Recently the prolific Chinese Mystery Snails were discovered at Melody Lake in the south east corner of Cortland County. These snails out compete native snails, altering the food chain, and carry parasites that affect local fish and waterfowl. They are nearly impossible to get rid of once introduced into a water body, so preventing the spread is key. There is also the Round goby, with its black spotted dorsal fin and suction cup like pelvic fins. This fish, which is not yet in Cortland County, out competes native fish and eats their eggs, so keeping it out of our waters is important for good fishing stock.

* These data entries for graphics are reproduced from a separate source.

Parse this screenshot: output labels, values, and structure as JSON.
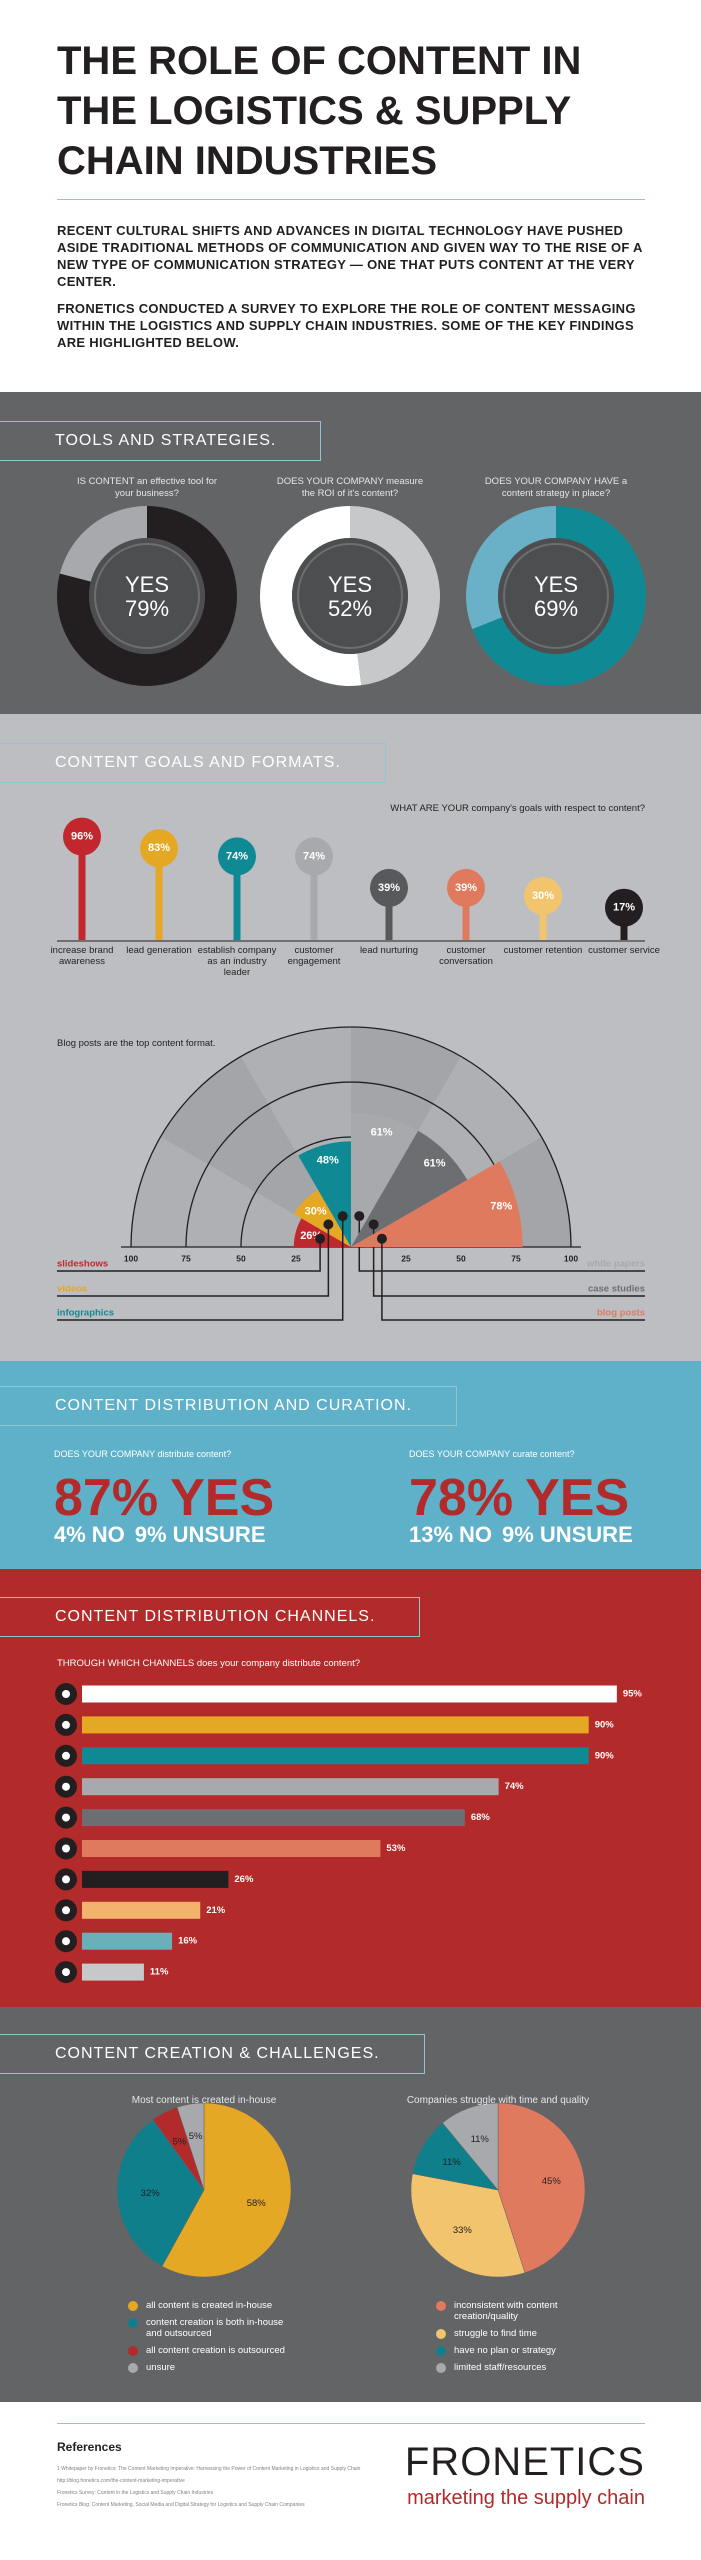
{
  "header": {
    "title": "THE ROLE OF CONTENT IN THE LOGISTICS & SUPPLY CHAIN INDUSTRIES",
    "paragraphs": [
      "RECENT CULTURAL SHIFTS AND ADVANCES IN DIGITAL TECHNOLOGY HAVE PUSHED ASIDE TRADITIONAL METHODS OF COMMUNICATION AND GIVEN WAY TO THE RISE OF A NEW TYPE OF COMMUNICATION STRATEGY — ONE THAT PUTS CONTENT AT THE VERY CENTER.",
      "FRONETICS CONDUCTED A SURVEY TO EXPLORE THE ROLE OF CONTENT MESSAGING WITHIN THE LOGISTICS AND SUPPLY CHAIN INDUSTRIES. SOME OF THE KEY FINDINGS ARE HIGHLIGHTED BELOW."
    ]
  },
  "sections": [
    "TOOLS AND STRATEGIES.",
    "CONTENT GOALS AND FORMATS.",
    "CONTENT DISTRIBUTION AND CURATION.",
    "CONTENT DISTRIBUTION CHANNELS.",
    "CONTENT CREATION & CHALLENGES."
  ],
  "chart_data": [
    {
      "type": "donut",
      "title": "IS CONTENT an effective tool for your business?",
      "categories": [
        "YES"
      ],
      "values": [
        79
      ],
      "value_labels": [
        "79%"
      ],
      "colors": [
        "#231f20",
        "#a7a9ac"
      ]
    },
    {
      "type": "donut",
      "title": "DOES YOUR COMPANY measure the ROI of it's content?",
      "categories": [
        "YES"
      ],
      "values": [
        52
      ],
      "value_labels": [
        "52%"
      ],
      "colors": [
        "#ffffff",
        "#c7c8ca"
      ]
    },
    {
      "type": "donut",
      "title": "DOES YOUR COMPANY HAVE a content strategy in place?",
      "categories": [
        "YES"
      ],
      "values": [
        69
      ],
      "value_labels": [
        "69%"
      ],
      "colors": [
        "#0f8a94",
        "#6ab0c6"
      ]
    },
    {
      "type": "lollipop",
      "title": "WHAT ARE YOUR company's goals with respect to content?",
      "categories": [
        "increase brand awareness",
        "lead generation",
        "establish company as an industry leader",
        "customer engagement",
        "lead nurturing",
        "customer conversation",
        "customer retention",
        "customer service"
      ],
      "values": [
        96,
        83,
        74,
        74,
        39,
        39,
        30,
        17
      ],
      "value_labels": [
        "96%",
        "83%",
        "74%",
        "74%",
        "39%",
        "39%",
        "30%",
        "17%"
      ],
      "colors": [
        "#c1272d",
        "#e5a825",
        "#0f8a94",
        "#a7a9ac",
        "#58595b",
        "#e07a5f",
        "#f2c46d",
        "#231f20"
      ],
      "ylim": [
        0,
        100
      ]
    },
    {
      "type": "radial",
      "title": "Blog posts are the top content format.",
      "categories": [
        "slideshows",
        "videos",
        "infographics",
        "white papers",
        "case studies",
        "blog posts"
      ],
      "values": [
        26,
        30,
        48,
        61,
        61,
        78
      ],
      "value_labels": [
        "26%",
        "30%",
        "48%",
        "61%",
        "61%",
        "78%"
      ],
      "colors": [
        "#c1272d",
        "#e5a825",
        "#0f8a94",
        "#a7a9ac",
        "#6d6e71",
        "#e07a5f"
      ],
      "rlim": [
        0,
        100
      ],
      "rticks": [
        25,
        50,
        75,
        100
      ]
    },
    {
      "type": "stat",
      "title": "DOES YOUR COMPANY distribute content?",
      "categories": [
        "YES",
        "NO",
        "UNSURE"
      ],
      "values": [
        87,
        4,
        9
      ],
      "value_labels": [
        "87%",
        "4%",
        "9%"
      ],
      "colors": [
        "#b22a2a",
        "#ffffff",
        "#ffffff"
      ]
    },
    {
      "type": "stat",
      "title": "DOES YOUR COMPANY curate content?",
      "categories": [
        "YES",
        "NO",
        "UNSURE"
      ],
      "values": [
        78,
        13,
        9
      ],
      "value_labels": [
        "78%",
        "13%",
        "9%"
      ],
      "colors": [
        "#b22a2a",
        "#ffffff",
        "#ffffff"
      ]
    },
    {
      "type": "hbar",
      "title": "THROUGH WHICH CHANNELS does your company distribute content?",
      "values": [
        95,
        90,
        90,
        74,
        68,
        53,
        26,
        21,
        16,
        11
      ],
      "value_labels": [
        "95%",
        "90%",
        "90%",
        "74%",
        "68%",
        "53%",
        "26%",
        "21%",
        "16%",
        "11%"
      ],
      "colors": [
        "#ffffff",
        "#e5a825",
        "#0f8a94",
        "#a7a9ac",
        "#6d6e71",
        "#e07a5f",
        "#231f20",
        "#f2b46d",
        "#6ab0b8",
        "#c7c8ca"
      ],
      "xlim": [
        0,
        100
      ]
    },
    {
      "type": "pie",
      "title": "Most content is created in-house",
      "categories": [
        "all content is created in-house",
        "content creation is both in-house and outsourced",
        "all content creation is outsourced",
        "unsure"
      ],
      "values": [
        58,
        32,
        5,
        5
      ],
      "value_labels": [
        "58%",
        "32%",
        "5%",
        "5%"
      ],
      "colors": [
        "#e5a825",
        "#0f7f8c",
        "#b22a2a",
        "#a7a9ac"
      ]
    },
    {
      "type": "pie",
      "title": "Companies struggle with time and quality",
      "categories": [
        "inconsistent with content creation/quality",
        "struggle to find time",
        "have no plan or strategy",
        "limited staff/resources"
      ],
      "values": [
        45,
        33,
        11,
        11
      ],
      "value_labels": [
        "45%",
        "33%",
        "11%",
        "11%"
      ],
      "colors": [
        "#e07a5f",
        "#f2c46d",
        "#0f7f8c",
        "#a7a9ac"
      ]
    }
  ],
  "references": {
    "title": "References",
    "items": [
      "1 Whitepaper by Fronetics: The Content Marketing Imperative: Harnessing the Power of Content Marketing in Logistics and Supply Chain",
      "http://blog.fronetics.com/the-content-marketing-imperative",
      "Fronetics Survey: Content in the Logistics and Supply Chain Industries",
      "Fronetics Blog: Content Marketing, Social Media and Digital Strategy for Logistics and Supply Chain Companies"
    ]
  },
  "logo": {
    "name": "FRONETICS",
    "tagline": "marketing the supply chain"
  }
}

Though there are many aquatic invasive species that threaten local waterways the same steps can be used against all of them: Clean, Drain, and Dry. Cleaning your watercraft, from paddle boards and kayaks to pontoon boats and jet skis, and letting all fishing gear and equipment dry before traveling to another waterbody should kill any invasive you may have picked up along the way. Also make sure to never dump bait buckets and live wells filled elsewhere into local water bodies, but empty them on dry land between trips. To help with these efforts SWCD has installed a brand new boat cleaning station near the entrance to Little York Lake. It has a wet vacuum, air blower, and hand tools available so boaters can inspect and clean their craft and trailers before they enter and after they leave the lake. It is free to the public and will be up and running throughout the season. There is also a boat steward on staff, out most weekends talking to boaters, collecting data on what species are here, and helping with inspections. Some species can survive up to thirty days on your boat, so diligence and constant awareness are important. You can do your part by remembering to Clean, Drain, and Dry every  

time you bring your boat to a new location in the county, state, or country.

To help prevent the spread of terrestrial invasive species like weeds and pests it is important to remove mud and plant material from your shoes so bugs, seeds, and plants parts are not brought from one hiking spot to another. For these same reasons camping gear and mountain bikes should also be washed and cleaned off between uses. To help with this there are boot brush stations for public use located at the entrances to many area parks to clean off your boots before and after your walk. There is one at Dwyer Park right near the trail map.

It is an uncertain world, but you can help our community by taking your time preparing for outdoor activities with Clean, Drain, and Dry measures and by cleaning your boots and camping gear. Then you can feel safe knowing you are doing your part to stop the spread of invasive species and protect local waters and lands that are so important to the Central New York and Cortland County way of life, now more than ever.